The Slave of Pleasure -
Chapter 5
Rachel
I was sitting on the couch in my living room, my laptop open in front of me, the screen lighting up my tired face. The feeling of being on the edge of a precipice was overwhelming. Melissa had encouraged me to move forward and, after much hesitation, I finally signed up to the luxury escort website. Now, I was just waiting for a response, and anxiety was consuming me.
I pulled up the last photo I had taken, an image of me in an elegant dress, to check that everything was in order. I had tried to capture a sophisticated, confident look, even though I felt anything less than that. The photos had been a challenge; I tried to look natural and seductive, but every click of the shutter reminded me of the desperate situation I found myself in.
I closed my eyes and took a deep breath, trying to calm the turmoil inside me. The idea of exposing myself in this way was disconcerting. I had shared the photos on the website, filled out all the profile fields and even described my interests and limits. However, uncertainty about the future and fear of the unknown kept me in a constant state of nervousness.
Every time the phone vibrated, my heart skipped a beat. Each notification was a fleeting hope, but so far, nothing. I hadn't received any messages or offers since I created the profile, and this only increased my anguish. I wondered if there was something I was doing wrong or if the competition was just fierce. The thought that maybe no one was interested in me was heartbreaking.
I looked at the laptop screen, where my profile was open. The description I wrote seemed so small and irrelevant compared to my real concerns. I forced myself to read again the words I wrote: "I'm here to explore new possibilities and I'm open to different experiences. If you are looking for someone to be with who is sophisticated and has intelligence, perhaps I could be a good choice."
The truth is, as I typed these words, I was trying to replace a way to maintain my dignity, even when I felt like I was about to lose everything. Each day without an answer felt like an eternity, and I felt a growing emptiness in my stomach. The need for money was urgent, but the fear of committing to something I wasn't prepared to face was equally overwhelming.
Anxiety made me get up from the couch and start walking around the room. My apartment felt like a maze of uncertainty and fear. I ran my hands through my hair, trying to distract myself from the feeling of being at a dead end. I thought about the bills I needed to pay, my mother's treatment, and how all of this depended on a simple click from someone somewhere.

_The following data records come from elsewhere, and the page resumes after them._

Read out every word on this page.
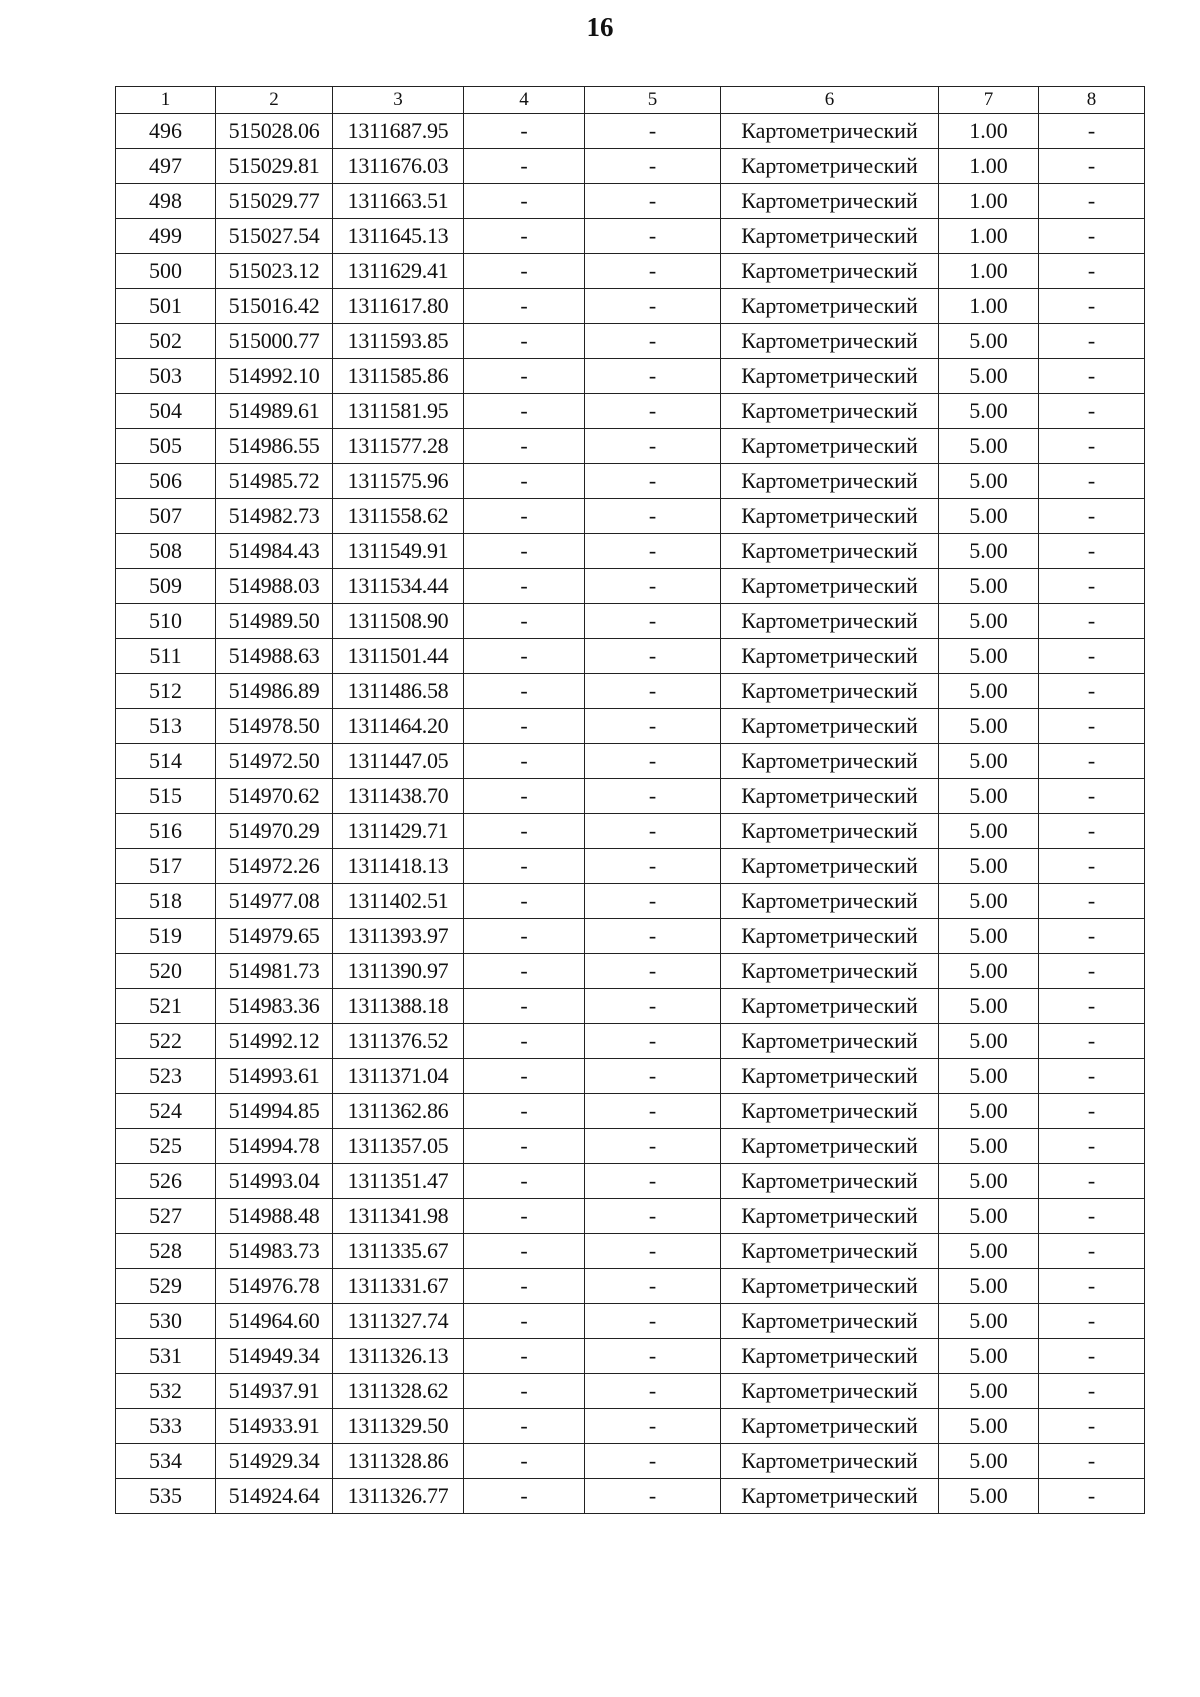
16
1	2	3	4	5	6	7	8
496	515028.06	1311687.95	-	-	Картометрический	1.00	-
497	515029.81	1311676.03	-	-	Картометрический	1.00	-
498	515029.77	1311663.51	-	-	Картометрический	1.00	-
499	515027.54	1311645.13	-	-	Картометрический	1.00	-
500	515023.12	1311629.41	-	-	Картометрический	1.00	-
501	515016.42	1311617.80	-	-	Картометрический	1.00	-
502	515000.77	1311593.85	-	-	Картометрический	5.00	-
503	514992.10	1311585.86	-	-	Картометрический	5.00	-
504	514989.61	1311581.95	-	-	Картометрический	5.00	-
505	514986.55	1311577.28	-	-	Картометрический	5.00	-
506	514985.72	1311575.96	-	-	Картометрический	5.00	-
507	514982.73	1311558.62	-	-	Картометрический	5.00	-
508	514984.43	1311549.91	-	-	Картометрический	5.00	-
509	514988.03	1311534.44	-	-	Картометрический	5.00	-
510	514989.50	1311508.90	-	-	Картометрический	5.00	-
511	514988.63	1311501.44	-	-	Картометрический	5.00	-
512	514986.89	1311486.58	-	-	Картометрический	5.00	-
513	514978.50	1311464.20	-	-	Картометрический	5.00	-
514	514972.50	1311447.05	-	-	Картометрический	5.00	-
515	514970.62	1311438.70	-	-	Картометрический	5.00	-
516	514970.29	1311429.71	-	-	Картометрический	5.00	-
517	514972.26	1311418.13	-	-	Картометрический	5.00	-
518	514977.08	1311402.51	-	-	Картометрический	5.00	-
519	514979.65	1311393.97	-	-	Картометрический	5.00	-
520	514981.73	1311390.97	-	-	Картометрический	5.00	-
521	514983.36	1311388.18	-	-	Картометрический	5.00	-
522	514992.12	1311376.52	-	-	Картометрический	5.00	-
523	514993.61	1311371.04	-	-	Картометрический	5.00	-
524	514994.85	1311362.86	-	-	Картометрический	5.00	-
525	514994.78	1311357.05	-	-	Картометрический	5.00	-
526	514993.04	1311351.47	-	-	Картометрический	5.00	-
527	514988.48	1311341.98	-	-	Картометрический	5.00	-
528	514983.73	1311335.67	-	-	Картометрический	5.00	-
529	514976.78	1311331.67	-	-	Картометрический	5.00	-
530	514964.60	1311327.74	-	-	Картометрический	5.00	-
531	514949.34	1311326.13	-	-	Картометрический	5.00	-
532	514937.91	1311328.62	-	-	Картометрический	5.00	-
533	514933.91	1311329.50	-	-	Картометрический	5.00	-
534	514929.34	1311328.86	-	-	Картометрический	5.00	-
535	514924.64	1311326.77	-	-	Картометрический	5.00	-
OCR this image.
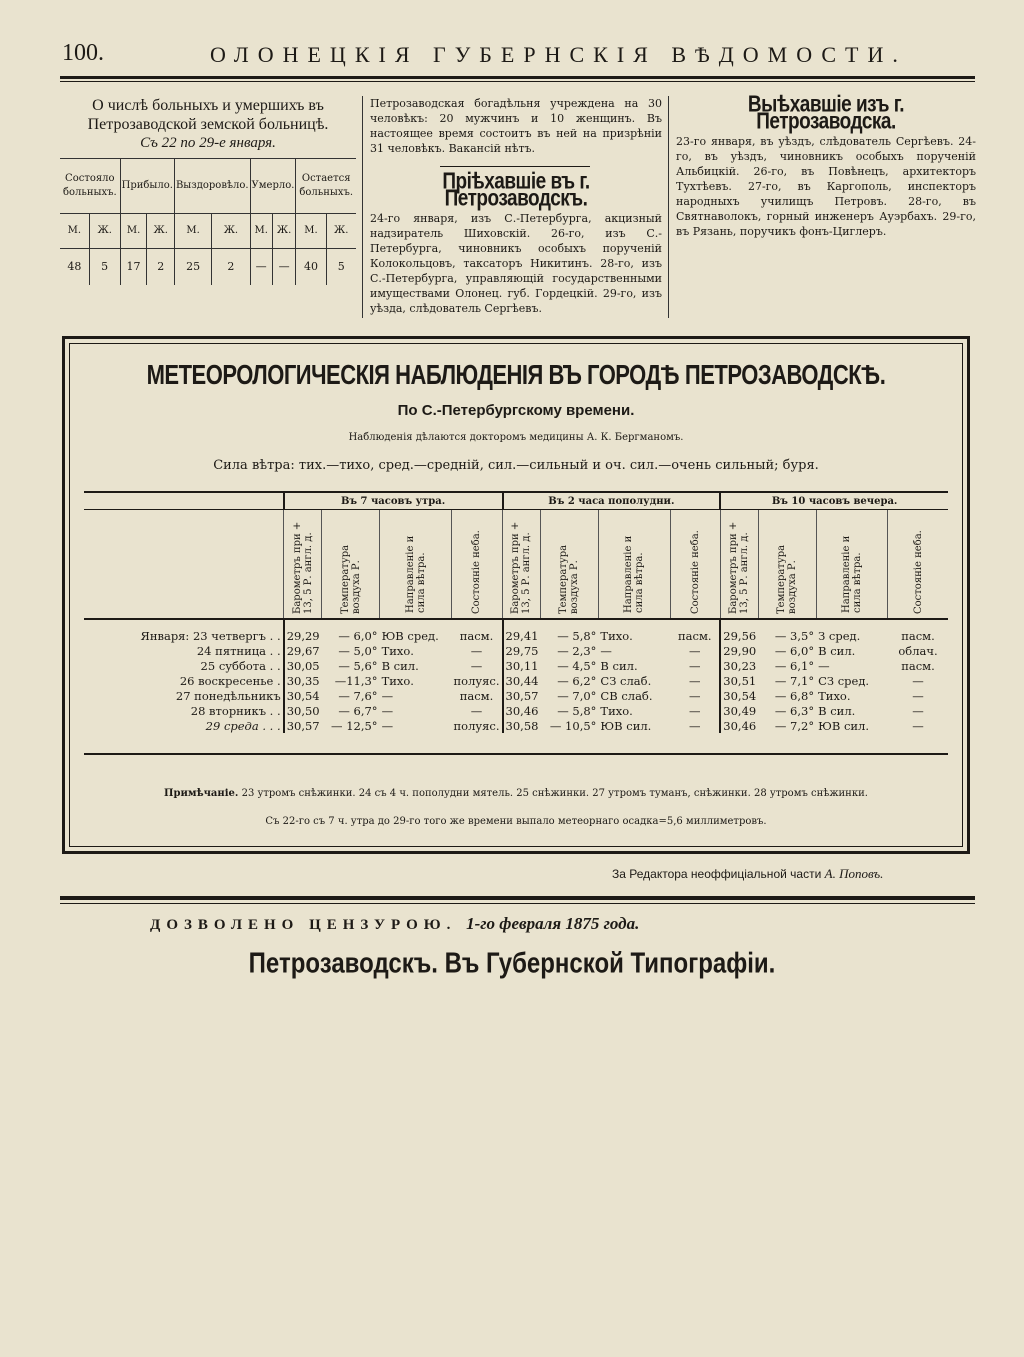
100.	ОЛОНЕЦКІЯ ГУБЕРНСКІЯ ВѢДОМОСТИ.
О числѣ больныхъ и умершихъ въ Петрозаводской земской больницѣ.
Съ 22 по 29-е января.
Состояло больныхъ.		Прибыло.		Выздоровѣло.		Умерло.		Остается больныхъ.	
М.	Ж.	М.	Ж.	М.	Ж.	М.	Ж.	М.	Ж.
48	5	17	2	25	2	—	—	40	5
Петрозаводская богадѣльня учреждена на 30 человѣкъ: 20 мужчинъ и 10 женщинъ. Въ настоящее время состоитъ въ ней на призрѣніи 31 человѣкъ. Вакансій нѣтъ.
Пріѣхавшіе въ г. Петрозаводскъ.
24-го января, изъ С.-Петербурга, акцизный надзиратель Шиховскій. 26-го, изъ С.-Петербурга, чиновникъ особыхъ порученій Колокольцовъ, таксаторъ Никитинъ. 28-го, изъ С.-Петербурга, управляющій государственными имуществами Олонец. губ. Гордецкій. 29-го, изъ уѣзда, слѣдователь Сергѣевъ.
Выѣхавшіе изъ г. Петрозаводска.
23-го января, въ уѣздъ, слѣдователь Сергѣевъ. 24-го, въ уѣздъ, чиновникъ особыхъ порученій Альбицкій. 26-го, въ Повѣнецъ, архитекторъ Тухтѣевъ. 27-го, въ Каргополь, инспекторъ народныхъ училищъ Петровъ. 28-го, въ Святнаволокъ, горный инженеръ Ауэрбахъ. 29-го, въ Рязань, поручикъ фонъ-Циглеръ.
МЕТЕОРОЛОГИЧЕСКІЯ НАБЛЮДЕНІЯ ВЪ ГОРОДѢ ПЕТРОЗАВОДСКѢ.
По С.-Петербургскому времени.
Наблюденія дѣлаются докторомъ медицины А. К. Бергманомъ.
Сила вѣтра: тих.—тихо, сред.—средній, сил.—сильный и оч. сил.—очень сильный; буря.
	Въ 7 часовъ утра.				Въ 2 часа пополудни.				Въ 10 часовъ вечера.			

	Барометръ при + 13, 5 Р. англ. д.	Температура воздуха Р.	Направленіе исила вѣтра.	Состояніе неба.	Барометръ при + 13, 5 Р. англ. д.	Температура воздуха Р.	Направленіе исила вѣтра.	Состояніе неба.	Барометръ при + 13, 5 Р. англ. д.	Температура воздуха Р.	Направленіе исила вѣтра.	Состояніе неба.

Января: 23 четвергъ . .	29,29	— 6,0°	ЮВ сред.	пасм.	29,41	— 5,8°	Тихо.	пасм.	29,56	— 3,5°	З сред.	пасм.
24 пятница . .	29,67	— 5,0°	Тихо.	—	29,75	— 2,3°	—	—	29,90	— 6,0°	В сил.	облач.
25 суббота . .	30,05	— 5,6°	В сил.	—	30,11	— 4,5°	В сил.	—	30,23	— 6,1°	—	пасм.
26 воскресенье .	30,35	—11,3°	Тихо.	полуяс.	30,44	— 6,2°	СЗ слаб.	—	30,51	— 7,1°	СЗ сред.	—
27 понедѣльникъ	30,54	— 7,6°	—	пасм.	30,57	— 7,0°	СВ слаб.	—	30,54	— 6,8°	Тихо.	—
28 вторникъ . .	30,50	— 6,7°	—	—	30,46	— 5,8°	Тихо.	—	30,49	— 6,3°	В сил.	—
29 среда . . .	30,57	— 12,5°	—	полуяс.	30,58	— 10,5°	ЮВ сил.	—	30,46	— 7,2°	ЮВ сил.	—

Примѣчаніе. 23 утромъ снѣжинки. 24 съ 4 ч. пополудни мятель. 25 снѣжинки. 27 утромъ туманъ, снѣжинки. 28 утромъ снѣжинки.
Съ 22-го съ 7 ч. утра до 29-го того же времени выпало метеорнаго осадка=5,6 миллиметровъ.
За Редактора неоффиціальной части А. Поповъ.
ДОЗВОЛЕНО ЦЕНЗУРОЮ. 1-го февраля 1875 года.
Петрозаводскъ. Въ Губернской Типографіи.
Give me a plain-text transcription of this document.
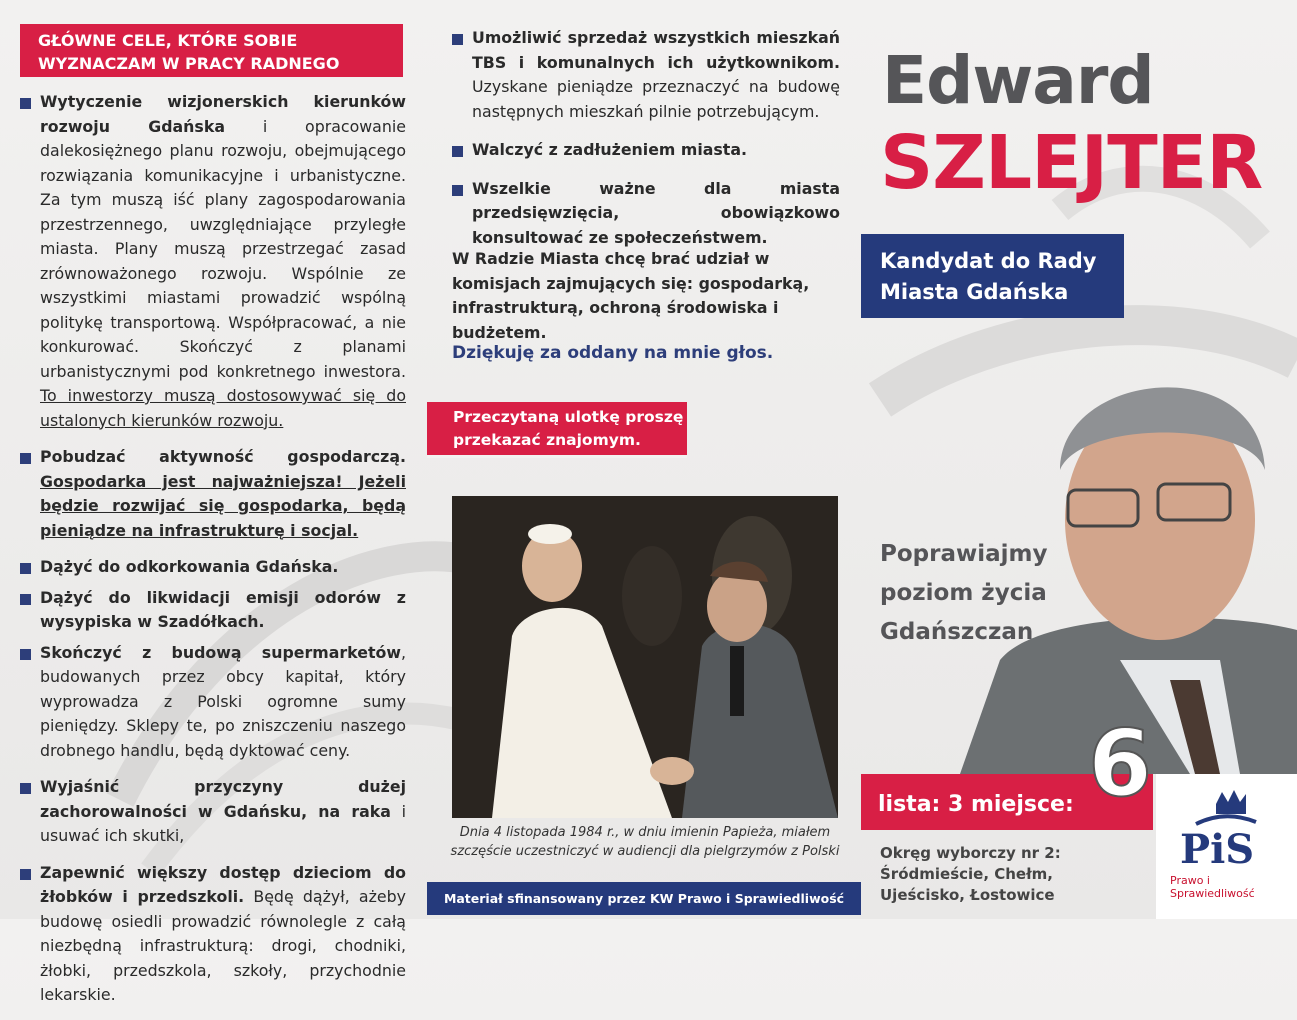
GŁÓWNE CELE, KTÓRE SOBIE WYZNACZAM W PRACY RADNEGO
Wytyczenie wizjonerskich kierunków rozwoju Gdańska i opracowanie dalekosiężnego planu rozwoju, obejmującego rozwiązania komunikacyjne i urbanistyczne. Za tym muszą iść plany zagospodarowania przestrzennego, uwzględniające przyległe miasta. Plany muszą przestrzegać zasad zrównoważonego rozwoju. Wspólnie ze wszystkimi miastami prowadzić wspólną politykę transportową. Współpracować, a nie konkurować. Skończyć z planami urbanistycznymi pod konkretnego inwestora. To inwestorzy muszą dostosowywać się do ustalonych kierunków rozwoju.
Pobudzać aktywność gospodarczą. Gospodarka jest najważniejsza! Jeżeli będzie rozwijać się gospodarka, będą pieniądze na infrastrukturę i socjal.
Dążyć do odkorkowania Gdańska.
Dążyć do likwidacji emisji odorów z wysypiska w Szadółkach.
Skończyć z budową supermarketów, budowanych przez obcy kapitał, który wyprowadza z Polski ogromne sumy pieniędzy. Sklepy te, po zniszczeniu naszego drobnego handlu, będą dyktować ceny.
Wyjaśnić przyczyny dużej zachorowalności w Gdańsku, na raka i usuwać ich skutki,
Zapewnić większy dostęp dzieciom do żłobków i przedszkoli. Będę dążył, ażeby budowę osiedli prowadzić równolegle z całą niezbędną infrastrukturą: drogi, chodniki, żłobki, przedszkola, szkoły, przychodnie lekarskie.
Umożliwić sprzedaż wszystkich mieszkań TBS i komunalnych ich użytkownikom. Uzyskane pieniądze przeznaczyć na budowę następnych mieszkań pilnie potrzebującym.
Walczyć z zadłużeniem miasta.
Wszelkie ważne dla miasta przedsięwzięcia, obowiązkowo konsultować ze społeczeństwem.
W Radzie Miasta chcę brać udział w komisjach zajmujących się: gospodarką, infrastrukturą, ochroną środowiska i budżetem.
Dziękuję za oddany na mnie głos.
Przeczytaną ulotkę proszę przekazać znajomym.
Dnia 4 listopada 1984 r., w dniu imienin Papieża, miałem szczęście uczestniczyć w audiencji dla pielgrzymów z Polski
Materiał sfinansowany przez KW Prawo i Sprawiedliwość
Edward
SZLEJTER
Kandydat do Rady Miasta Gdańska
Poprawiajmy
poziom życia
Gdańszczan
lista: 3 miejsce: 6
Okręg wyborczy nr 2:
Śródmieście, Chełm, Ujeścisko, Łostowice
PiS
Prawo i Sprawiedliwość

I was sitting on the couch, the laptop light flashing in my face, when I finally decided to open the website message. My heart was pounding, and I felt butterflies in my stomach as I read the words that appeared on the screen. It was an interested user who wanted to see more photos and was willing to pay for them. The message said:
"Hello. I saw your profile and I'm interested. I would like to know what the price is for photos of your body. How much do you charge for each photo?"
I felt a mixture of relief and nervousness. Finally, a concrete opportunity. I took a deep breath and, with a mix of courage and hesitation, I replied: "Hello. The price for each photo is 100 dollars."
My hands were shaking a little as I sent the message. I looked at the laptop, waiting for the answer. Minutes later, a new message notification appeared on the screen, and I rushed to read it. The user responded quickly and directly: "Understood. I'll pay 500 dollars. I would like to receive one photo of you wearing just panties and bra, two photos of you wearing just panties and two photos without panties."
My stomach dropped as I read the order. The idea of taking these photos made me uncomfortable, but the need for money and the promise of immediate payment were undeniable. With a heavy heart and a mind full of uncertainty, I decided to move on.
I took out my cell phone camera and prepared myself for the task. I looked in the mirror, trying to convince myself that this was just a transaction, something I needed to do to resolve my desperate situation. With a sigh, I started to get ready. First, I wore the lingerie that best matched the image I wanted to project. It was a black bra and panty set, which she had chosen with the hope of creating an elegant and sophisticated look. I took the first few photos as requested, trying to keep a neutral expression, but my mind was elsewhere, thinking about the bills and my mother's health.
After sending the photos in panties and bra, I prepared to take the remaining photos. Partially undressing, I felt a wave of shame and discomfort, but I forced myself to continue. The two panty-only photos were an emotional challenge, but the panty-free photos were even more difficult to do. I was aware that I was crossing an important line, but the need for money kept me going.
Each click of the camera seemed to echo in my mind, increasing the sense of disconnect between what I was doing and why I was doing it. Finally, I finished and sent the remaining photos. The expectation of getting paid was the only thing that kept me reasonably calm.
While waiting for payment confirmation, I sat on the couch, trying to process everything that was happening. Money, which was just a few clicks away, felt like an unattainable prize amidst all the emotional chaos I was experiencing. When the notification that payment had been received appeared on the screen, a wave of relief and gratitude washed over me.
I was starting to get used to the idea of selling my photos, but when a new message appeared on the screen, I wasn't expecting what I was about to read. The website user, the same one who had purchased the photos, was back, and his message was an invitation.